М. Сейлор АРАНЬЯ МЕКСИКАНСКИХ БОЛОТ Перевод с англ. Из сб. «Борьба с химерами»


Человек, с которым я разговаривал, назвал себя Смитом. У него были молодые глаза и здоровое мускулистое тело, но на голове — совершенно седые волосы. И когда он мне сказал, что ему двадцать семь лет и совсем недавно его волосы были черны, как вороново крыло, — я понял, что с ним случилось нечто потрясающее.

Тоном слов, всем его поведением я глубоко убежден, что он говорил мне правду и только правду. Но, с другой стороны, все рассказанное им кажется настолько неправдоподобным, что при всем моем доверии к рассказчику я затрудняюсь поверить его повествованию.

В южном Техасе, на границе с Мексикой, существует масса еще совершенно не исследованных уголков, хотя эта территория присоединена к Соединенным Штатам больше шестидесяти лет назад, в то «доброе старое время», когда знаменитый романист Майн Рид участвовал в походе против мексиканцев.

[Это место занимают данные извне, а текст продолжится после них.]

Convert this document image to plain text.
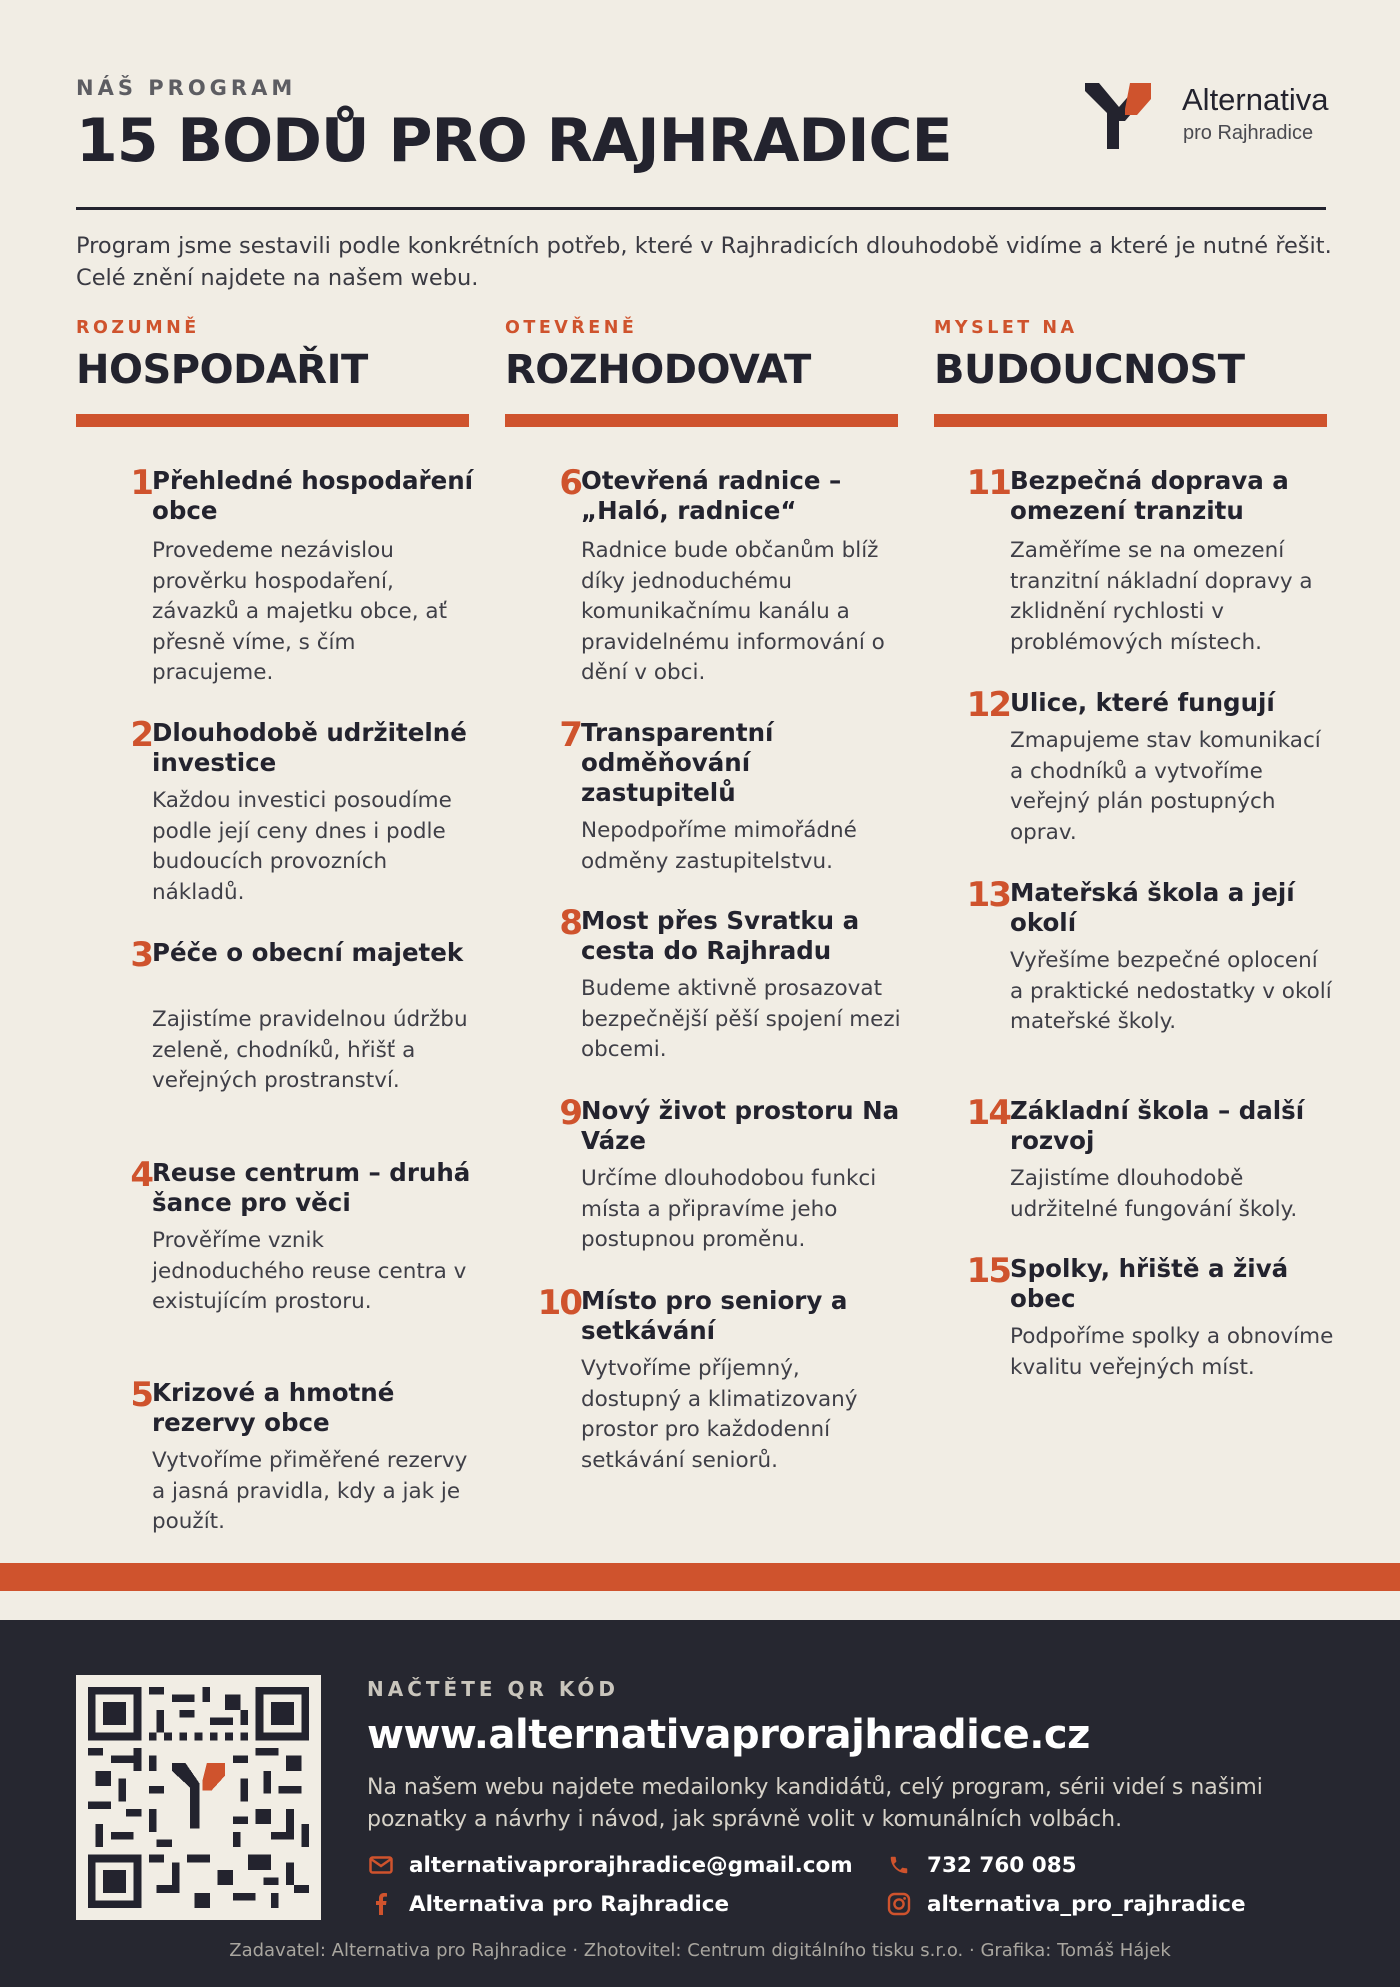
NÁŠ PROGRAM
15 BODŮ PRO RAJHRADICE
Alternativa
pro Rajhradice
Program jsme sestavili podle konkrétních potřeb, které v Rajhradicích dlouhodobě vidíme a které je nutné řešit. Celé znění najdete na našem webu.
ROZUMNĚ
HOSPODAŘIT
1 Přehledné hospodaření obce
Provedeme nezávislou prověrku hospodaření, závazků a majetku obce, ať přesně víme, s čím pracujeme.
2 Dlouhodobě udržitelné investice
Každou investici posoudíme podle její ceny dnes i podle budoucích provozních nákladů.
3 Péče o obecní majetek
Zajistíme pravidelnou údržbu zeleně, chodníků, hřišť a veřejných prostranství.
4 Reuse centrum – druhá šance pro věci
Prověříme vznik jednoduchého reuse centra v existujícím prostoru.
5 Krizové a hmotné rezervy obce
Vytvoříme přiměřené rezervy a jasná pravidla, kdy a jak je použít.
OTEVŘENĚ
ROZHODOVAT
6 Otevřená radnice – „Haló, radnice“
Radnice bude občanům blíž díky jednoduchému komunikačnímu kanálu a pravidelnému informování o dění v obci.
7 Transparentní odměňování zastupitelů
Nepodpoříme mimořádné odměny zastupitelstvu.
8 Most přes Svratku a cesta do Rajhradu
Budeme aktivně prosazovat bezpečnější pěší spojení mezi obcemi.
9 Nový život prostoru Na Váze
Určíme dlouhodobou funkci místa a připravíme jeho postupnou proměnu.
10 Místo pro seniory a setkávání
Vytvoříme příjemný, dostupný a klimatizovaný prostor pro každodenní setkávání seniorů.
MYSLET NA
BUDOUCNOST
11 Bezpečná doprava a omezení tranzitu
Zaměříme se na omezení tranzitní nákladní dopravy a zklidnění rychlosti v problémových místech.
12 Ulice, které fungují
Zmapujeme stav komunikací a chodníků a vytvoříme veřejný plán postupných oprav.
13 Mateřská škola a její okolí
Vyřešíme bezpečné oplocení a praktické nedostatky v okolí mateřské školy.
14 Základní škola – další rozvoj
Zajistíme dlouhodobě udržitelné fungování školy.
15 Spolky, hřiště a živá obec
Podpoříme spolky a obnovíme kvalitu veřejných míst.
NAČTĚTE QR KÓD
www.alternativaprorajhradice.cz
Na našem webu najdete medailonky kandidátů, celý program, sérii videí s našimi poznatky a návrhy i návod, jak správně volit v komunálních volbách.
alternativaprorajhradice@gmail.com	732 760 085
Alternativa pro Rajhradice	alternativa_pro_rajhradice
Zadavatel: Alternativa pro Rajhradice · Zhotovitel: Centrum digitálního tisku s.r.o. · Grafika: Tomáš Hájek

Объяснить существование таких неисследованных уголков можно только природными условиями местности. Огромные пространства Южного Техаса представляют собою настоящую пустыню, где нет ни воды, ни каких-либо животных или птиц. Какой-то дикий хаос камней, обожженных беспощадным солнцем. А рядом с такой пустыней тянутся девственные лесные чащи, где лианы, переплетаясь, образуют непроходимую растительность стену-завесу, в тени которой на плодородной почве копошится богатейшая экзотическая фауна.

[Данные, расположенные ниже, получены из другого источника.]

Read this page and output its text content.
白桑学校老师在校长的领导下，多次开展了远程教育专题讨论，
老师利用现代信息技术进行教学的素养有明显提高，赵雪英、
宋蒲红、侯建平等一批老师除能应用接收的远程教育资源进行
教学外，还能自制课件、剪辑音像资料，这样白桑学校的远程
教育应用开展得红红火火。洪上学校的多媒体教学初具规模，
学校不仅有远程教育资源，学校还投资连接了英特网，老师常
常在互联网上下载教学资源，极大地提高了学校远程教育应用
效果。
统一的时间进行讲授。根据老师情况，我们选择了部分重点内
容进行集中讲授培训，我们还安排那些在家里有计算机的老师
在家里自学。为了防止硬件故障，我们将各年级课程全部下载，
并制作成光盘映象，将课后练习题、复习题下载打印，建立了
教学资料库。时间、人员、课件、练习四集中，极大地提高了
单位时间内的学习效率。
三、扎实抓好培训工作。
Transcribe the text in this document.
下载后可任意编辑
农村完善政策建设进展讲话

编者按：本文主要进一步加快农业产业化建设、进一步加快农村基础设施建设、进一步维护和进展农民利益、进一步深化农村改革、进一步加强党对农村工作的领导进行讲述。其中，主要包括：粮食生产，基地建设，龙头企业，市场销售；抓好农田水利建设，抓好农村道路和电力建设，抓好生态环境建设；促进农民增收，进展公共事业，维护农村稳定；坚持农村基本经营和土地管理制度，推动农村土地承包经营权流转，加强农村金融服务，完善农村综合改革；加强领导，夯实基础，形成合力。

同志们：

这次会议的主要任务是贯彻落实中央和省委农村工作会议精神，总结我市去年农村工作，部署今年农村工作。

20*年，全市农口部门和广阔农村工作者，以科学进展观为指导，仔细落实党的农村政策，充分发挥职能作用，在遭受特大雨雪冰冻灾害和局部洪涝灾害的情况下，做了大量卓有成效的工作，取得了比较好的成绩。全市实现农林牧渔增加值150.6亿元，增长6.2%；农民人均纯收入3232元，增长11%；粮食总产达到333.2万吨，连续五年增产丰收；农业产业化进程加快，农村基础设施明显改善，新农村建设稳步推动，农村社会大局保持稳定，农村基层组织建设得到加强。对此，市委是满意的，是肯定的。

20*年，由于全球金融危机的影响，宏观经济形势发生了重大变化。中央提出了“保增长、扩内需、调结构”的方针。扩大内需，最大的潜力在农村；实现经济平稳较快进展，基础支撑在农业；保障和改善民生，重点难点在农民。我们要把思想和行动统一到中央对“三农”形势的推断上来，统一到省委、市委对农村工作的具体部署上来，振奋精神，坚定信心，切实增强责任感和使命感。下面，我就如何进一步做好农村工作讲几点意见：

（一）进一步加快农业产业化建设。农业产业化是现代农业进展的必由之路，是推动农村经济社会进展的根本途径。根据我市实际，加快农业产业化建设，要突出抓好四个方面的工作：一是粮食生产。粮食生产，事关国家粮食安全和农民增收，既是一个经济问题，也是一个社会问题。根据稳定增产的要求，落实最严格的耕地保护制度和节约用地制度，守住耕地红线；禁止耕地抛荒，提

Если по такой чаще идет, с трудом прокладывая среди зарослей дорогу, беспомощно спотыкаясь, человек, то на каждом шагу его подстерегает грозная опасность — лес кишит хищными животными: на ветвях могучего дерева прячется свирепый кугуар; в кустах раздается злое шипение и характерный звук, похожий на звон, — там гремучая змея; ночью в ложе странника, если оно предварительно не осмотрено, залезет и расположится в складках одеяла или простыни ядовитый скорпион… Да не перечислить всех опасностей, грозящих человеку в этих дремучих лесах.

Итак, в нашей области сохранилось еще очень много уголков, о которых мы пока знаем мало.

Рассказы коренных обитателей страны, немногих краснокожих, еще уцелевших от прежних побоищ, — дело другое. Но… но им трудно верить. Они рассказывают о некоторых местностях столь невероятные истории, что поневоле начинаешь сомневаться в их правдивости.

Помимо всего прочего, у краснокожих существует манера нарочно запугивать белых россказнями о разного рода чудовищах, населяющих заветные уголки Южного Техаса. Может быть, там таятся какие-нибудь неизвестные нам храмы, к святыням которых суеверные индейцы не желают подпускать своих покорителей; может быть, там хранятся сокровища, скопленные во времена инков*… кто знает? * Инки — коренное население Мексики, уничтоженное испанцами-завоевателями при покорении их государства. Сохранившиеся следы позволяют утверждать, что жадные завоеватели XVI–XV11 вв. стерли с лица земли нацию, стоявшую на высокой ступени культуры.

Итак, рассказ злополучного юноши с волосами дряхлого старца, рассказ Смита, относится, по-виАимому, к одному из таких уголков. Местность эта находится милях в пятидесяти от ближайшего поселения и, по меньшей мере, в двенадцати милях от шоссейной дороги.

Но лучше я предоставлю слово самому Смиту.

— Нас было трое, — начал Смит глухим голосом, — Мортимер, Эндрью и я. Все здоровые, крепкие парни, потому что мы золотоискатели и трапперы. По совести сказать, мы были людьми, о которых говорят, что они не верят ни в сон, ни в чох, ни в кобылью голову, то есть не придают ни малейшего значения всяким приметам и предсказаниям, не верят в бабьи россказни. Но вот нам пришлось натолкнуться на нечто такое, при виде чего у любого волосы дыбом встанут.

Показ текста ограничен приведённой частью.